I’m excited to announce the initial release of Mozilla’s open source speech recognition model that has an accuracy approaching what humans can perceive when listening to the same recordings. We are also releasing the world’s second largest publicly available voice dataset, which was contributed to by nearly 20,000 people globally.
This is why we started DeepSpeech as an open source project. Together with a community of likeminded developers, companies and researchers, we have applied sophisticated machine learning techniques and a variety of innovations to build a speech-to-text engine that has a word error rate of just 6.5% on LibriSpeech’s test-clean dataset.
In our initial release today, we have included pre-built packages for Python, NodeJS and a command-line binary that developers can use right away to experiment with speech recognition.

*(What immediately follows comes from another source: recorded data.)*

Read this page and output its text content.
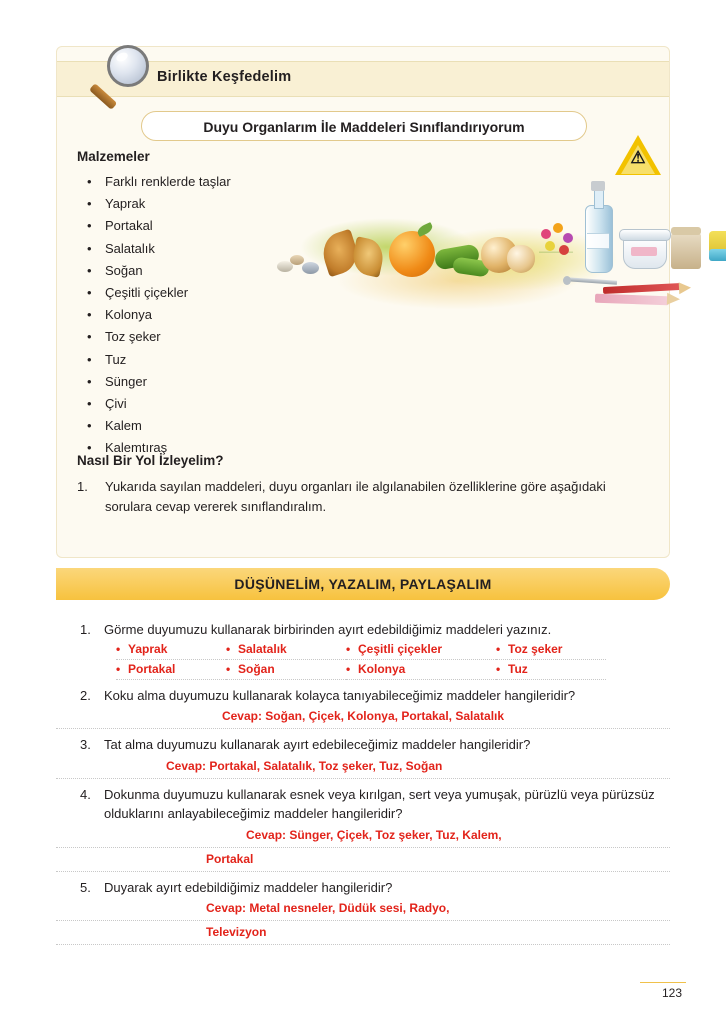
Birlikte Keşfedelim
Duyu Organlarım İle Maddeleri Sınıflandırıyorum
Malzemeler
• Farklı renklerde taşlar
• Yaprak
• Portakal
• Salatalık
• Soğan
• Çeşitli çiçekler
• Kolonya
• Toz şeker
• Tuz
• Sünger
• Çivi
• Kalem
• Kalemtıraş
⚠
Nasıl Bir Yol İzleyelim?
1.	Yukarıda sayılan maddeleri, duyu organları ile algılanabilen özelliklerine göre aşağıdaki sorulara cevap vererek sınıflandıralım.
DÜŞÜNELİM, YAZALIM, PAYLAŞALIM
1. Görme duyumuzu kullanarak birbirinden ayırt edebildiğimiz maddeleri yazınız.
• Yaprak	• Salatalık	• Çeşitli çiçekler	• Toz şeker
• Portakal	• Soğan	• Kolonya	• Tuz
2. Koku alma duyumuzu kullanarak kolayca tanıyabileceğimiz maddeler hangileridir?
Cevap: Soğan, Çiçek, Kolonya, Portakal, Salatalık
3. Tat alma duyumuzu kullanarak ayırt edebileceğimiz maddeler hangileridir?
Cevap: Portakal, Salatalık, Toz şeker, Tuz, Soğan
4. Dokunma duyumuzu kullanarak esnek veya kırılgan, sert veya yumuşak, pürüzlü veya pürüzsüz olduklarını anlayabileceğimiz maddeler hangileridir?
Cevap: Sünger, Çiçek, Toz şeker, Tuz, Kalem,
Portakal
5. Duyarak ayırt edebildiğimiz maddeler hangileridir?
Cevap: Metal nesneler, Düdük sesi, Radyo,
Televizyon
123
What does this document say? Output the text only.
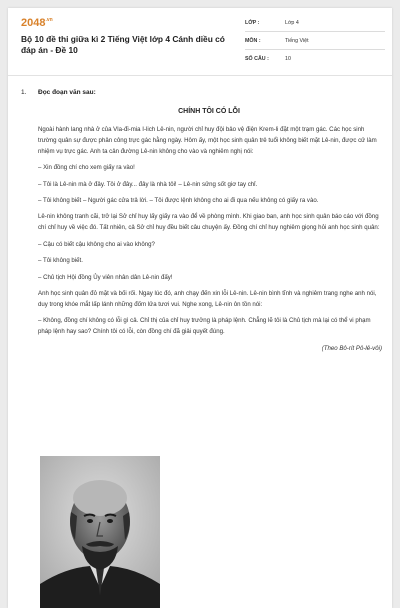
$2048^{.vn}$
Bộ 10 đề thi giữa kì 2 Tiếng Việt lớp 4 Cánh diều có đáp án - Đề 10
LỚP :	Lớp 4
MÔN :	Tiếng Việt
SỐ CÂU :	10
1. Đọc đoạn văn sau:
CHÍNH TÔI CÓ LỖI

Ngoài hành lang nhà ở của Vla-đi-mia I-lich Lê-nin, người chỉ huy đội bảo vệ điện Krem-li đặt một trạm gác. Các học sinh trường quân sự được phân công trực gác hằng ngày. Hôm ấy, một học sinh quân trẻ tuổi không biết mặt Lê-nin, được cử làm nhiệm vụ trực gác. Anh ta cản đường Lê-nin không cho vào và nghiêm nghị nói:

– Xin đồng chí cho xem giấy ra vào!

– Tôi là Lê-nin mà ở đây. Tôi ở đây... đây là nhà tôi! – Lê-nin sửng sốt giơ tay chỉ.

– Tôi không biết – Người gác cửa trả lời. – Tôi được lệnh không cho ai đi qua nếu không có giấy ra vào.

Lê-nin không tranh cãi, trở lại Sở chỉ huy lấy giấy ra vào để về phòng mình. Khi giao ban, anh học sinh quân báo cáo với đồng chí chỉ huy về việc đó. Tất nhiên, cả Sở chỉ huy đều biết câu chuyện ấy. Đồng chí chỉ huy nghiêm giọng hỏi anh học sinh quân:

– Cậu có biết cậu không cho ai vào không?

– Tôi không biết.

– Chủ tịch Hội đồng Ủy viên nhân dân Lê-nin đấy!

Anh học sinh quân đỏ mặt và bối rối. Ngay lúc đó, anh chạy đến xin lỗi Lê-nin. Lê-nin bình tĩnh và nghiêm trang nghe anh nói, duy trong khóe mắt lấp lánh những đốm lửa tươi vui. Nghe xong, Lê-nin ôn tồn nói:

– Không, đồng chí không có lỗi gì cả. Chỉ thị của chỉ huy trưởng là pháp lệnh. Chẳng lẽ tôi là Chủ tịch mà lại có thể vi phạm pháp lệnh hay sao? Chính tôi có lỗi, còn đồng chí đã giải quyết đúng.

(Theo Bô-rít Pô-lê-vôi)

Our aim is to make it easy for people to donate their voices to a publicly available database, and in doing so build a voice dataset that everyone can use to train new voice-enabled applications.
Today, we’ve released the first tranche of donated voices: nearly 400,000 recordings, representing 500 hours of speech. Anyone can download this data.
To this end, while we’ve started with English, we are working hard to ensure that Common Voice will support voice donations in multiple languages beginning in the first half of 2018.
Finally, as we have experienced the challenge of finding publicly available voice datasets, alongside the Common Voice data we have also compiled links to download all the other large voice collections we know about.